Por minha culpa, ela iria passar o resto da vida presa a uma cadeira de rodas. Não fomos finalmente felizes. Eu conseguia suportar a dor até o escurecer, depois a coisa ficava terrível por volta da meia-noite, e às três da manhã era o grande mergulho na noite escura da alma. Pensei em suicídio: lasanha com chumbinho, como aquela atriz da TV. Ou caipivodca de lichia com carrapaticida (uma variante mais sofisticada do antigo Guaraná com formicida.) Ou um salto espetacular de um vigésimo andar: no bilhete de suicida, inverteria a frase de Eliot: “This is the way the world ends — not with a whimper, but a bang...(É assim que o mundo acaba – não com um gemido, mas com um estrondo...) Mas todas as coisas devem passar e o mundo continua.

Você recupera a maior parte de sua vida, como bens salvados de um incêndio. Eu iria continuar por mais tempo, muito tempo talvez — até a hora de cinzelarem na minha lápide o epitáfio, a definição de vida que tomei emprestada de Cole Porter: “It was great fun, but it was just one of those things.”

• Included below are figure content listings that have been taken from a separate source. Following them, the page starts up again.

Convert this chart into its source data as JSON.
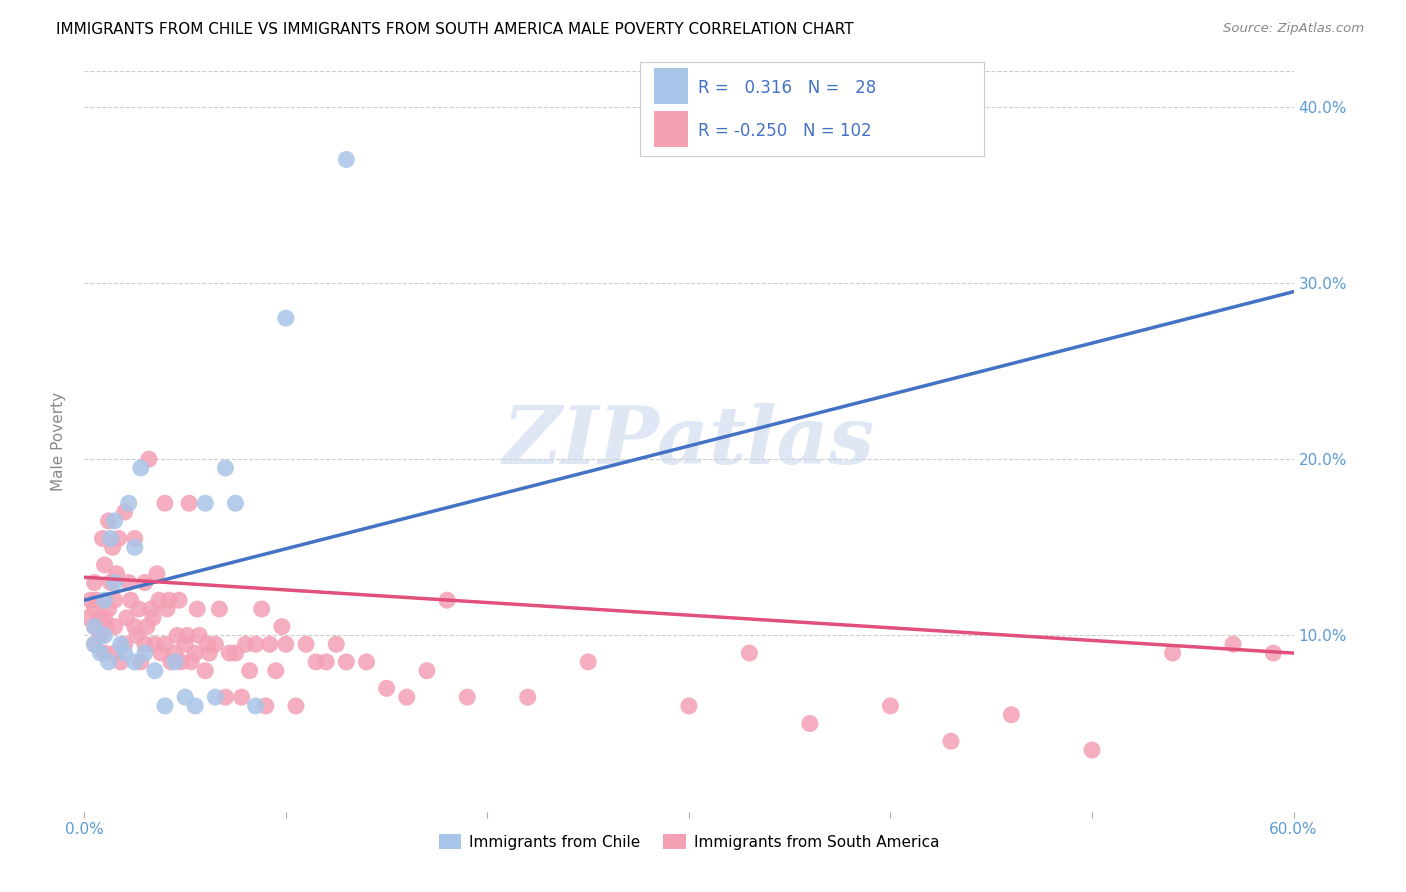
{
  "title": "IMMIGRANTS FROM CHILE VS IMMIGRANTS FROM SOUTH AMERICA MALE POVERTY CORRELATION CHART",
  "source": "Source: ZipAtlas.com",
  "ylabel": "Male Poverty",
  "xlim": [
    0.0,
    0.6
  ],
  "ylim": [
    0.0,
    0.42
  ],
  "xticks": [
    0.0,
    0.1,
    0.2,
    0.3,
    0.4,
    0.5,
    0.6
  ],
  "xticklabels": [
    "0.0%",
    "",
    "",
    "",
    "",
    "",
    "60.0%"
  ],
  "yticks": [
    0.0,
    0.1,
    0.2,
    0.3,
    0.4
  ],
  "yticklabels": [
    "",
    "10.0%",
    "20.0%",
    "30.0%",
    "40.0%"
  ],
  "R_chile": 0.316,
  "N_chile": 28,
  "R_southamerica": -0.25,
  "N_southamerica": 102,
  "color_chile": "#a8c4e8",
  "color_southamerica": "#f4a0b4",
  "line_color_chile": "#4472c4",
  "line_color_southamerica": "#e0507a",
  "watermark": "ZIPatlas",
  "legend_label_chile": "Immigrants from Chile",
  "legend_label_southamerica": "Immigrants from South America",
  "chile_x": [
    0.005,
    0.005,
    0.008,
    0.01,
    0.01,
    0.012,
    0.013,
    0.015,
    0.015,
    0.018,
    0.02,
    0.022,
    0.025,
    0.025,
    0.028,
    0.03,
    0.035,
    0.04,
    0.045,
    0.05,
    0.055,
    0.06,
    0.065,
    0.07,
    0.075,
    0.085,
    0.1,
    0.13
  ],
  "chile_y": [
    0.095,
    0.105,
    0.09,
    0.1,
    0.12,
    0.085,
    0.155,
    0.13,
    0.165,
    0.095,
    0.09,
    0.175,
    0.085,
    0.15,
    0.195,
    0.09,
    0.08,
    0.06,
    0.085,
    0.065,
    0.06,
    0.175,
    0.065,
    0.195,
    0.175,
    0.06,
    0.28,
    0.37
  ],
  "southamerica_x": [
    0.002,
    0.003,
    0.005,
    0.005,
    0.005,
    0.005,
    0.006,
    0.007,
    0.008,
    0.009,
    0.01,
    0.01,
    0.01,
    0.011,
    0.012,
    0.012,
    0.013,
    0.014,
    0.015,
    0.015,
    0.015,
    0.016,
    0.017,
    0.018,
    0.02,
    0.02,
    0.021,
    0.022,
    0.023,
    0.025,
    0.025,
    0.026,
    0.027,
    0.028,
    0.03,
    0.03,
    0.031,
    0.032,
    0.033,
    0.034,
    0.035,
    0.036,
    0.037,
    0.038,
    0.04,
    0.04,
    0.041,
    0.042,
    0.043,
    0.045,
    0.046,
    0.047,
    0.048,
    0.05,
    0.051,
    0.052,
    0.053,
    0.055,
    0.056,
    0.057,
    0.06,
    0.061,
    0.062,
    0.065,
    0.067,
    0.07,
    0.072,
    0.075,
    0.078,
    0.08,
    0.082,
    0.085,
    0.088,
    0.09,
    0.092,
    0.095,
    0.098,
    0.1,
    0.105,
    0.11,
    0.115,
    0.12,
    0.125,
    0.13,
    0.14,
    0.15,
    0.16,
    0.17,
    0.18,
    0.19,
    0.22,
    0.25,
    0.3,
    0.33,
    0.36,
    0.4,
    0.43,
    0.46,
    0.5,
    0.54,
    0.57,
    0.59
  ],
  "southamerica_y": [
    0.11,
    0.12,
    0.095,
    0.105,
    0.115,
    0.13,
    0.12,
    0.11,
    0.1,
    0.155,
    0.09,
    0.11,
    0.14,
    0.105,
    0.115,
    0.165,
    0.13,
    0.15,
    0.09,
    0.105,
    0.12,
    0.135,
    0.155,
    0.085,
    0.095,
    0.17,
    0.11,
    0.13,
    0.12,
    0.105,
    0.155,
    0.1,
    0.115,
    0.085,
    0.095,
    0.13,
    0.105,
    0.2,
    0.115,
    0.11,
    0.095,
    0.135,
    0.12,
    0.09,
    0.095,
    0.175,
    0.115,
    0.12,
    0.085,
    0.09,
    0.1,
    0.12,
    0.085,
    0.095,
    0.1,
    0.175,
    0.085,
    0.09,
    0.115,
    0.1,
    0.08,
    0.095,
    0.09,
    0.095,
    0.115,
    0.065,
    0.09,
    0.09,
    0.065,
    0.095,
    0.08,
    0.095,
    0.115,
    0.06,
    0.095,
    0.08,
    0.105,
    0.095,
    0.06,
    0.095,
    0.085,
    0.085,
    0.095,
    0.085,
    0.085,
    0.07,
    0.065,
    0.08,
    0.12,
    0.065,
    0.065,
    0.085,
    0.06,
    0.09,
    0.05,
    0.06,
    0.04,
    0.055,
    0.035,
    0.09,
    0.095,
    0.09
  ],
  "chile_line_x": [
    0.0,
    0.6
  ],
  "chile_line_y": [
    0.12,
    0.295
  ],
  "sa_line_x": [
    0.0,
    0.6
  ],
  "sa_line_y": [
    0.133,
    0.09
  ]
}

Ainda fui vê-la uma última vez. Era como falar com uma estátua. Seu olhar parado não dizia nada. Saí para o dia ofuscante, os olhos cegados por uma cortina de lágrimas e sal. O sol, sem alternativa, brilhava sobre o nada novo. E a história acaba aqui. O mundo mata indistintamente os belos, os bons e os bravos. Ela morreu, você vai morrer e eu vou morrer. É tudo o que posso prometer.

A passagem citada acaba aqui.